As we begin the new year and find ourselves in times of uncertainty, we are often faced with questions about how our decisions are made. Our school communities expect transparency, and while we can’t be all things to all people or give everyone what they want, we do our best to provide clear answers to questions that come our way. Additionally, when we make decisions – financial, program, or otherwise – we always do our best to keep the classroom experience and programming at the heart of those decisions. Sometimes, however, it is difficult to provide every detail and cover every nuance in our explanations.
We all know about the challenges in our schools and communities these days as a result of protracted and ongoing negotiations between the province and unions. The impact of this conflict in our schools cannot be denied. It is simply not business as usual, with many activities and events being curtailed or cancelled. This is true in both elementary and secondary schools alike at this time. We are seeing everything from report cards being interrupted, to lunch programs and field trips being cancelled, and of course, a significant impact on extra-curricular activities of all types being affected. Again, these things are not exclusive to elementary or secondary schools. Rather the negative impact of strike activity is being felt across all grades and in different ways. We also recognize and acknowledge the hardship on our students and families when we have to close schools on days when there is a full withdrawal of services.
In Trillium Lakelands District School Board (TLDSB), senior administration has taken the step of requesting that all secondary extra-curricular activities be scheduled outside of the instructional day. We have been informed by one sports association that secondary extra-curricular sporting events may not be rescheduled. We know this is unpopular, as it has resulted in teachers not being released from their teaching duties to participate with students in league play or tournament events during the instructional day. We did not take this decision lightly and are aware that this is not an ideal situation. It is important to note, however, that our decision was made with the goal of protecting classroom programming to the fullest extent possible. For us, this means we want to make use of the limited number of secondary supply teachers to support classroom programming first and foremost.
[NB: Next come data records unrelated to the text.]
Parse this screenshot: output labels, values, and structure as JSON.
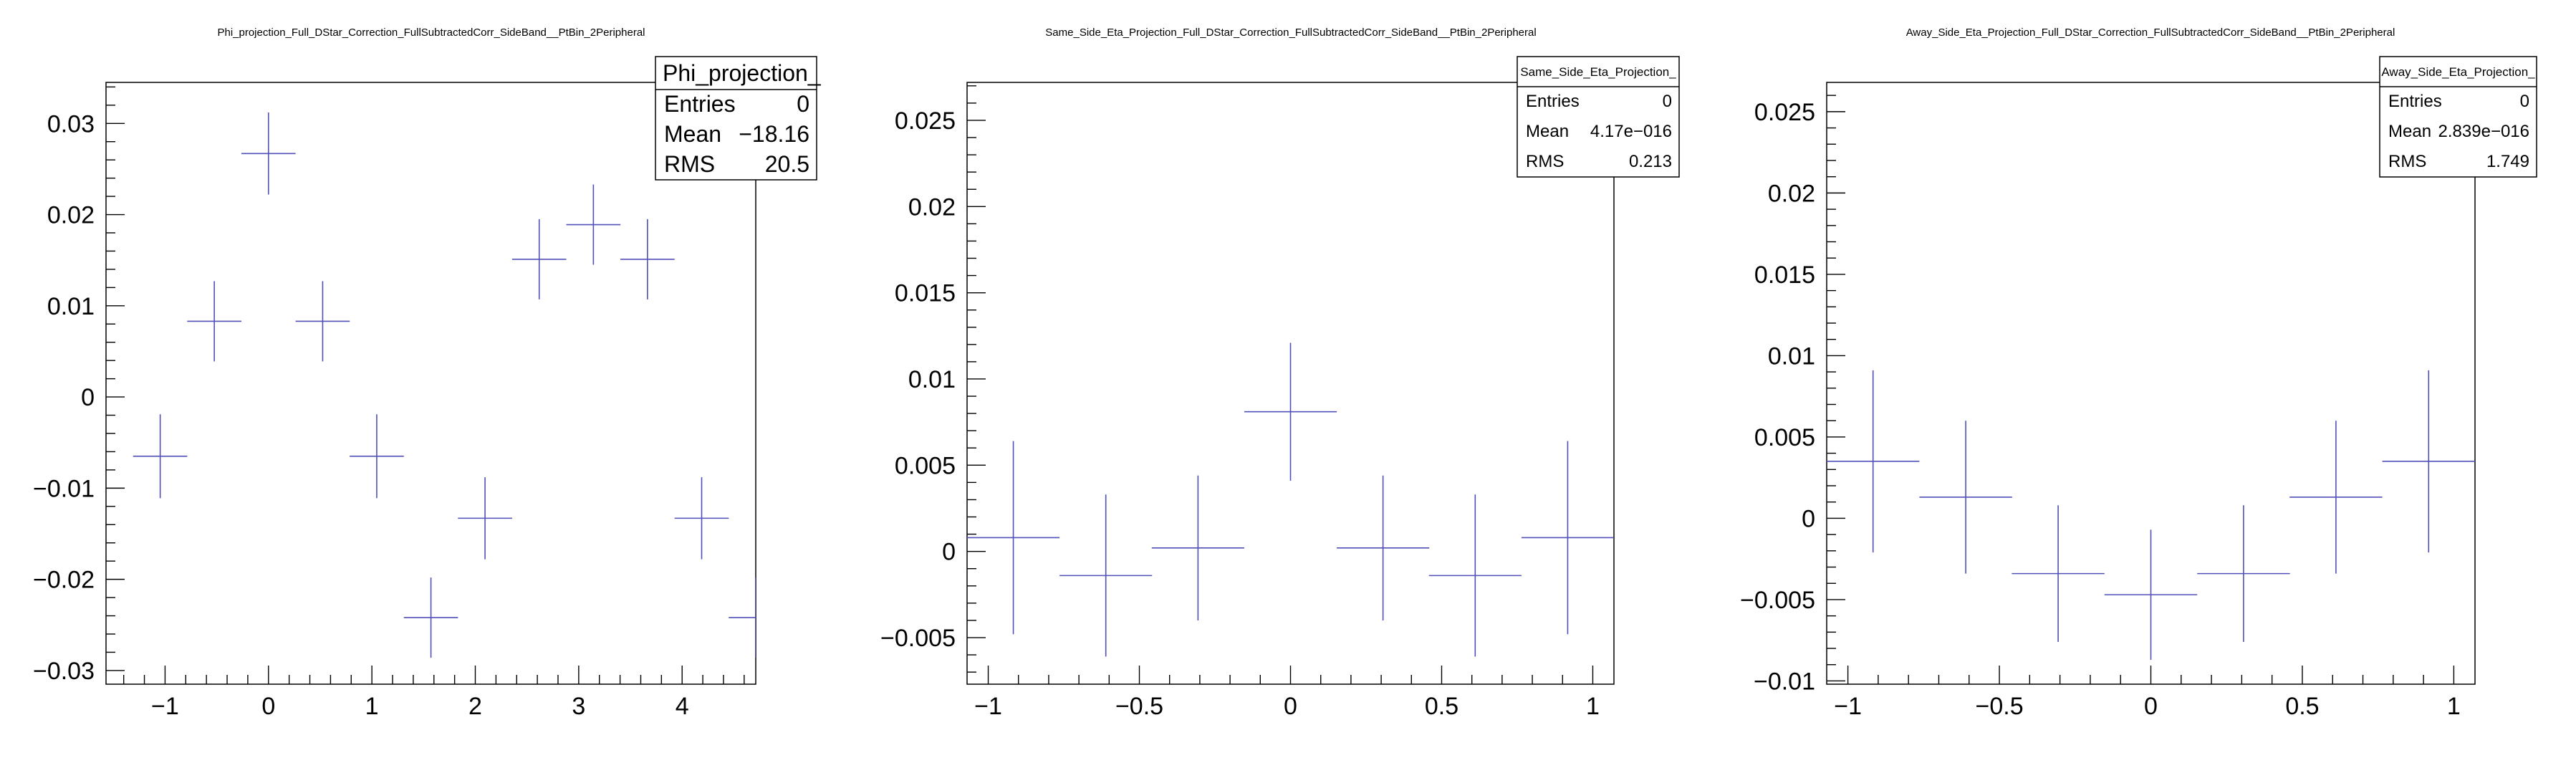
{
  "chart_data": [
    {
      "type": "scatter",
      "title": "Phi_projection_Full_DStar_Correction_FullSubtractedCorr_SideBand__PtBin_2Peripheral",
      "xlim": [
        -1.571,
        4.712
      ],
      "ylim": [
        -0.0315,
        0.0345
      ],
      "xticks": [
        -1,
        0,
        1,
        2,
        3,
        4
      ],
      "yticks": [
        -0.03,
        -0.02,
        -0.01,
        0,
        0.01,
        0.02,
        0.03
      ],
      "xtick_labels": [
        "−1",
        "0",
        "1",
        "2",
        "3",
        "4"
      ],
      "ytick_labels": [
        "−0.03",
        "−0.02",
        "−0.01",
        "0",
        "0.01",
        "0.02",
        "0.03"
      ],
      "grid": false,
      "color": "#5050b8",
      "points": [
        {
          "x": -1.047,
          "y": -0.0065,
          "xerr": 0.262,
          "yerr": 0.0046
        },
        {
          "x": -0.524,
          "y": 0.0083,
          "xerr": 0.262,
          "yerr": 0.0044
        },
        {
          "x": 0.0,
          "y": 0.0267,
          "xerr": 0.262,
          "yerr": 0.0045
        },
        {
          "x": 0.524,
          "y": 0.0083,
          "xerr": 0.262,
          "yerr": 0.0044
        },
        {
          "x": 1.047,
          "y": -0.0065,
          "xerr": 0.262,
          "yerr": 0.0046
        },
        {
          "x": 1.571,
          "y": -0.0242,
          "xerr": 0.262,
          "yerr": 0.0044
        },
        {
          "x": 2.094,
          "y": -0.0133,
          "xerr": 0.262,
          "yerr": 0.0045
        },
        {
          "x": 2.618,
          "y": 0.0151,
          "xerr": 0.262,
          "yerr": 0.0044
        },
        {
          "x": 3.142,
          "y": 0.0189,
          "xerr": 0.262,
          "yerr": 0.0044
        },
        {
          "x": 3.665,
          "y": 0.0151,
          "xerr": 0.262,
          "yerr": 0.0044
        },
        {
          "x": 4.189,
          "y": -0.0133,
          "xerr": 0.262,
          "yerr": 0.0045
        },
        {
          "x": 4.712,
          "y": -0.0242,
          "xerr": 0.262,
          "yerr": 0.0044
        }
      ],
      "stats": {
        "title": "Phi_projection_",
        "rows": [
          {
            "label": "Entries",
            "value": "0"
          },
          {
            "label": "Mean",
            "value": "−18.16"
          },
          {
            "label": "RMS",
            "value": "20.5"
          }
        ]
      }
    },
    {
      "type": "scatter",
      "title": "Same_Side_Eta_Projection_Full_DStar_Correction_FullSubtractedCorr_SideBand__PtBin_2Peripheral",
      "xlim": [
        -1.07,
        1.07
      ],
      "ylim": [
        -0.0077,
        0.0272
      ],
      "xticks": [
        -1,
        -0.5,
        0,
        0.5,
        1
      ],
      "yticks": [
        -0.005,
        0,
        0.005,
        0.01,
        0.015,
        0.02,
        0.025
      ],
      "xtick_labels": [
        "−1",
        "−0.5",
        "0",
        "0.5",
        "1"
      ],
      "ytick_labels": [
        "−0.005",
        "0",
        "0.005",
        "0.01",
        "0.015",
        "0.02",
        "0.025"
      ],
      "grid": false,
      "color": "#5050b8",
      "points": [
        {
          "x": -0.917,
          "y": 0.0008,
          "xerr": 0.153,
          "yerr": 0.0056
        },
        {
          "x": -0.611,
          "y": -0.0014,
          "xerr": 0.153,
          "yerr": 0.0047
        },
        {
          "x": -0.306,
          "y": 0.0002,
          "xerr": 0.153,
          "yerr": 0.0042
        },
        {
          "x": 0.0,
          "y": 0.0081,
          "xerr": 0.153,
          "yerr": 0.004
        },
        {
          "x": 0.306,
          "y": 0.0002,
          "xerr": 0.153,
          "yerr": 0.0042
        },
        {
          "x": 0.611,
          "y": -0.0014,
          "xerr": 0.153,
          "yerr": 0.0047
        },
        {
          "x": 0.917,
          "y": 0.0008,
          "xerr": 0.153,
          "yerr": 0.0056
        }
      ],
      "stats": {
        "title": "Same_Side_Eta_Projection_",
        "rows": [
          {
            "label": "Entries",
            "value": "0"
          },
          {
            "label": "Mean",
            "value": "4.17e−016"
          },
          {
            "label": "RMS",
            "value": "0.213"
          }
        ]
      }
    },
    {
      "type": "scatter",
      "title": "Away_Side_Eta_Projection_Full_DStar_Correction_FullSubtractedCorr_SideBand__PtBin_2Peripheral",
      "xlim": [
        -1.07,
        1.07
      ],
      "ylim": [
        -0.0102,
        0.0268
      ],
      "xticks": [
        -1,
        -0.5,
        0,
        0.5,
        1
      ],
      "yticks": [
        -0.01,
        -0.005,
        0,
        0.005,
        0.01,
        0.015,
        0.02,
        0.025
      ],
      "xtick_labels": [
        "−1",
        "−0.5",
        "0",
        "0.5",
        "1"
      ],
      "ytick_labels": [
        "−0.01",
        "−0.005",
        "0",
        "0.005",
        "0.01",
        "0.015",
        "0.02",
        "0.025"
      ],
      "grid": false,
      "color": "#5050b8",
      "points": [
        {
          "x": -0.917,
          "y": 0.0035,
          "xerr": 0.153,
          "yerr": 0.0056
        },
        {
          "x": -0.611,
          "y": 0.0013,
          "xerr": 0.153,
          "yerr": 0.0047
        },
        {
          "x": -0.306,
          "y": -0.0034,
          "xerr": 0.153,
          "yerr": 0.0042
        },
        {
          "x": 0.0,
          "y": -0.0047,
          "xerr": 0.153,
          "yerr": 0.004
        },
        {
          "x": 0.306,
          "y": -0.0034,
          "xerr": 0.153,
          "yerr": 0.0042
        },
        {
          "x": 0.611,
          "y": 0.0013,
          "xerr": 0.153,
          "yerr": 0.0047
        },
        {
          "x": 0.917,
          "y": 0.0035,
          "xerr": 0.153,
          "yerr": 0.0056
        }
      ],
      "stats": {
        "title": "Away_Side_Eta_Projection_",
        "rows": [
          {
            "label": "Entries",
            "value": "0"
          },
          {
            "label": "Mean",
            "value": "2.839e−016"
          },
          {
            "label": "RMS",
            "value": "1.749"
          }
        ]
      }
    }
  ]
}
We have been asked why we need supply teachers when this was not a problem a month or two ago. The simple answer is, that up until recently, secondary teachers would cover classes as part of their collective agreement responsibilities. These “on calls” allow schools generally, though not always, to have enough staff to cover absent teachers, for whatever reason, including participation in field trips and sporting events in addition to other reasons that may cause someone to be absent from work. Recently, the Ontario Secondary School Teachers Federation (OSSTF) has indicated that “on calls” for teachers will be struck work as part of job sanctions, and that teachers will no longer cover classes for absent colleagues. This is an unfortunate turn of events, and unacceptable to TLDSB administration, given the status of “on calls” in our local collective agreement. The impact of this is that all secondary teacher absences must be covered by occasional (supply) teachers or by school administration in the event there are not enough occasional teachers available.
We have also been asked why we don’t have enough occasional teachers to cover our classes. There isn’t a simple answer to this, and there are many variables that impact our ability to cover classes with occasional teachers. For example, we cannot predict how many teachers might be away on any given day. Illness, personal leave, bereavement, and other factors play a role in all our lives, and teachers are no different. For TLDSB, the ongoing challenge is being able to cover classes when these things occur. By reducing or eliminating the known absenteeism of our staff, we feel we are in a much better position to adequately maintain classroom programming.
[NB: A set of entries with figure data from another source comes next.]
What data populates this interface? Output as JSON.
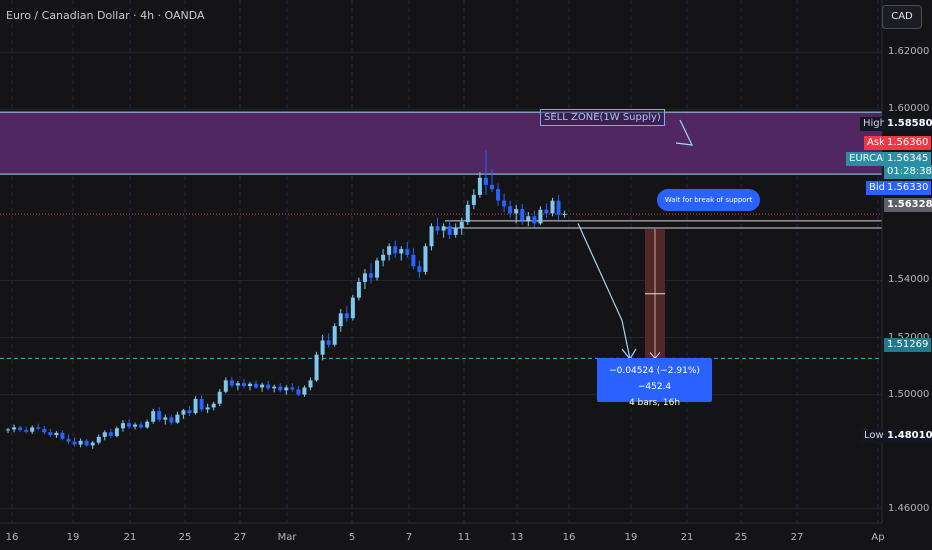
{
  "header": {
    "symbol_title": "Euro / Canadian Dollar · 4h · OANDA"
  },
  "currency_button": "CAD",
  "price_axis": {
    "ticks": [
      "1.62000",
      "1.60000",
      "1.54000",
      "1.52000",
      "1.50000",
      "1.46000"
    ],
    "tick_values": [
      1.62,
      1.6,
      1.54,
      1.52,
      1.5,
      1.46
    ]
  },
  "time_axis": {
    "labels": [
      "16",
      "19",
      "21",
      "25",
      "27",
      "Mar",
      "5",
      "7",
      "11",
      "13",
      "16",
      "19",
      "21",
      "25",
      "27",
      "Ap"
    ]
  },
  "price_tags": {
    "high": {
      "label": "High",
      "value": "1.58580",
      "color": "#131722"
    },
    "ask": {
      "label": "Ask",
      "value": "1.56360",
      "color": "#f23645"
    },
    "symbol": {
      "label": "EURCAD",
      "value": "1.56345",
      "countdown": "01:28:38",
      "color": "#2a8fa6"
    },
    "bid": {
      "label": "Bid",
      "value": "1.56330",
      "color": "#2962ff"
    },
    "last": {
      "value": "1.56328",
      "color": "#5d606b"
    },
    "target": {
      "value": "1.51269",
      "color": "#1f7a8c"
    },
    "low": {
      "label": "Low",
      "value": "1.48010",
      "color": "#131722"
    }
  },
  "annotations": {
    "sell_zone_label": "SELL ZONE(1W Supply)",
    "wait_label": "Wait for break of support",
    "measure_line1": "−0.04524 (−2.91%) −452.4",
    "measure_line2": "4 bars, 16h"
  },
  "colors": {
    "bullish": "#7ec8f0",
    "bearish": "#2962ff",
    "sell_zone": "#5a2a6e",
    "zone_line": "#9fd8f2",
    "target_line": "#2bb5c9"
  },
  "chart_data": {
    "type": "candlestick",
    "title": "Euro / Canadian Dollar · 4h · OANDA",
    "ylim": [
      1.455,
      1.632
    ],
    "x_labels": [
      "16",
      "19",
      "21",
      "25",
      "27",
      "Mar",
      "5",
      "7",
      "11",
      "13",
      "16",
      "19",
      "21",
      "25",
      "27",
      "Ap"
    ],
    "sell_zone": [
      1.5773,
      1.599
    ],
    "support_lines": [
      1.5609,
      1.5584
    ],
    "target_level": 1.51269,
    "last_price": 1.56328,
    "candles": [
      [
        1.4875,
        1.4883,
        1.4865,
        1.4878
      ],
      [
        1.4878,
        1.4895,
        1.4868,
        1.4885
      ],
      [
        1.4885,
        1.489,
        1.487,
        1.4876
      ],
      [
        1.4876,
        1.4888,
        1.4864,
        1.487
      ],
      [
        1.487,
        1.4892,
        1.4862,
        1.4885
      ],
      [
        1.4885,
        1.4898,
        1.4875,
        1.488
      ],
      [
        1.488,
        1.489,
        1.486,
        1.4868
      ],
      [
        1.4868,
        1.488,
        1.4852,
        1.4858
      ],
      [
        1.4858,
        1.4872,
        1.4848,
        1.4866
      ],
      [
        1.4866,
        1.4875,
        1.484,
        1.4845
      ],
      [
        1.4845,
        1.486,
        1.4828,
        1.4835
      ],
      [
        1.4835,
        1.485,
        1.4818,
        1.4825
      ],
      [
        1.4825,
        1.4846,
        1.4815,
        1.4838
      ],
      [
        1.4838,
        1.4845,
        1.4818,
        1.4822
      ],
      [
        1.4822,
        1.4838,
        1.481,
        1.4832
      ],
      [
        1.4832,
        1.486,
        1.4825,
        1.4852
      ],
      [
        1.4852,
        1.4875,
        1.484,
        1.4868
      ],
      [
        1.4868,
        1.488,
        1.4848,
        1.4855
      ],
      [
        1.4855,
        1.4888,
        1.485,
        1.4882
      ],
      [
        1.4882,
        1.491,
        1.487,
        1.49
      ],
      [
        1.49,
        1.4912,
        1.488,
        1.4888
      ],
      [
        1.4888,
        1.4902,
        1.4878,
        1.4895
      ],
      [
        1.4895,
        1.4905,
        1.488,
        1.4885
      ],
      [
        1.4885,
        1.4912,
        1.488,
        1.4905
      ],
      [
        1.4905,
        1.495,
        1.4898,
        1.4942
      ],
      [
        1.4942,
        1.4955,
        1.4905,
        1.4912
      ],
      [
        1.4912,
        1.493,
        1.4895,
        1.492
      ],
      [
        1.492,
        1.493,
        1.4895,
        1.4902
      ],
      [
        1.4902,
        1.494,
        1.4898,
        1.493
      ],
      [
        1.493,
        1.495,
        1.4915,
        1.4945
      ],
      [
        1.4945,
        1.496,
        1.4925,
        1.4935
      ],
      [
        1.4935,
        1.4995,
        1.493,
        1.4985
      ],
      [
        1.4985,
        1.4998,
        1.494,
        1.4948
      ],
      [
        1.4948,
        1.4968,
        1.4935,
        1.4955
      ],
      [
        1.4955,
        1.4975,
        1.4945,
        1.4968
      ],
      [
        1.4968,
        1.502,
        1.496,
        1.501
      ],
      [
        1.501,
        1.506,
        1.5005,
        1.505
      ],
      [
        1.505,
        1.5062,
        1.5025,
        1.5032
      ],
      [
        1.5032,
        1.5048,
        1.5015,
        1.504
      ],
      [
        1.504,
        1.5055,
        1.5022,
        1.503
      ],
      [
        1.503,
        1.5045,
        1.5015,
        1.5038
      ],
      [
        1.5038,
        1.505,
        1.502,
        1.5025
      ],
      [
        1.5025,
        1.5042,
        1.501,
        1.5035
      ],
      [
        1.5035,
        1.5048,
        1.5015,
        1.5022
      ],
      [
        1.5022,
        1.5035,
        1.5008,
        1.5028
      ],
      [
        1.5028,
        1.504,
        1.5008,
        1.5015
      ],
      [
        1.5015,
        1.5032,
        1.5,
        1.5025
      ],
      [
        1.5025,
        1.504,
        1.501,
        1.5018
      ],
      [
        1.5018,
        1.503,
        1.4995,
        1.5
      ],
      [
        1.5,
        1.5032,
        1.4992,
        1.5025
      ],
      [
        1.5025,
        1.506,
        1.5015,
        1.505
      ],
      [
        1.505,
        1.515,
        1.5045,
        1.514
      ],
      [
        1.514,
        1.521,
        1.512,
        1.519
      ],
      [
        1.519,
        1.5215,
        1.5165,
        1.5175
      ],
      [
        1.5175,
        1.525,
        1.5168,
        1.524
      ],
      [
        1.524,
        1.53,
        1.522,
        1.5285
      ],
      [
        1.5285,
        1.531,
        1.5255,
        1.5268
      ],
      [
        1.5268,
        1.535,
        1.526,
        1.534
      ],
      [
        1.534,
        1.541,
        1.533,
        1.5395
      ],
      [
        1.5395,
        1.544,
        1.537,
        1.5425
      ],
      [
        1.5425,
        1.546,
        1.539,
        1.541
      ],
      [
        1.541,
        1.548,
        1.54,
        1.547
      ],
      [
        1.547,
        1.551,
        1.545,
        1.549
      ],
      [
        1.549,
        1.553,
        1.547,
        1.552
      ],
      [
        1.552,
        1.554,
        1.548,
        1.5495
      ],
      [
        1.5495,
        1.552,
        1.547,
        1.551
      ],
      [
        1.551,
        1.5535,
        1.548,
        1.549
      ],
      [
        1.549,
        1.5515,
        1.544,
        1.545
      ],
      [
        1.545,
        1.547,
        1.541,
        1.543
      ],
      [
        1.543,
        1.553,
        1.542,
        1.552
      ],
      [
        1.552,
        1.56,
        1.5505,
        1.559
      ],
      [
        1.559,
        1.562,
        1.556,
        1.5575
      ],
      [
        1.5575,
        1.56,
        1.555,
        1.559
      ],
      [
        1.559,
        1.561,
        1.5545,
        1.556
      ],
      [
        1.556,
        1.56,
        1.555,
        1.5585
      ],
      [
        1.5585,
        1.562,
        1.556,
        1.5605
      ],
      [
        1.5605,
        1.568,
        1.5595,
        1.5665
      ],
      [
        1.5665,
        1.572,
        1.565,
        1.57
      ],
      [
        1.57,
        1.578,
        1.569,
        1.576
      ],
      [
        1.576,
        1.5858,
        1.57,
        1.5735
      ],
      [
        1.5735,
        1.579,
        1.571,
        1.572
      ],
      [
        1.572,
        1.574,
        1.566,
        1.568
      ],
      [
        1.568,
        1.5705,
        1.564,
        1.566
      ],
      [
        1.566,
        1.568,
        1.562,
        1.5635
      ],
      [
        1.5635,
        1.5665,
        1.56,
        1.565
      ],
      [
        1.565,
        1.5668,
        1.5595,
        1.561
      ],
      [
        1.561,
        1.564,
        1.559,
        1.5625
      ],
      [
        1.5625,
        1.5645,
        1.5585,
        1.56
      ],
      [
        1.56,
        1.566,
        1.5595,
        1.5648
      ],
      [
        1.5648,
        1.567,
        1.562,
        1.5635
      ],
      [
        1.5635,
        1.569,
        1.5625,
        1.568
      ],
      [
        1.568,
        1.57,
        1.561,
        1.563
      ],
      [
        1.563,
        1.5645,
        1.562,
        1.5633
      ]
    ],
    "projection_path": [
      [
        1.558,
        85
      ],
      [
        1.542,
        88
      ],
      [
        1.512,
        92
      ]
    ],
    "measurement": {
      "from": 1.558,
      "to": 1.51269,
      "bar_index": 95
    }
  }
}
It is important to note that our collective agreement with OSSTF speaks to only allowing a certain number of occasional teachers to be included on the roster for the system. Our agreement includes counting long term occasional and part time permanent teachers, as part of this roster. This has been highly problematic for TLDSB for many years, and there are many examples of not having enough “available” occasional teachers on any given day over the years. Availability can be impacted by many factors, including having people on multiple school board lists, such as neighbouring school boards, people on our lists who have competing interests for their time, such as extended periods of time away from the board, or people accepting work in other schools or boards. Inclusion of part time permanent teachers and all long term occasional teachers, as part of our overall allowable number in our collective agreement also limits the number of available occasional teachers we may have on any given day. We have been asked why we don’t simply hire more occasional teachers. The answer is quite simple in that we take honouring collective agreements with our union partners very seriously.
When these factors combine, it does create a significant concern for us in terms of covering classroom programming. We have heard from many passionate individuals who care deeply about the extra-curricular programs in our schools. We have also heard from those who have passionately appealed to us to ensure their students continue to receive the excellent classroom programming they have been accustomed to in our schools. Managing everyone’s expectations is often difficult, and not something we take lightly. It is our hope that the parties involved in the current labour disputes can find the way forward and reach a reasonable resolution. Our students deserve to be in classrooms. They deserve a well-rounded school experience and a quality extra-curricular program.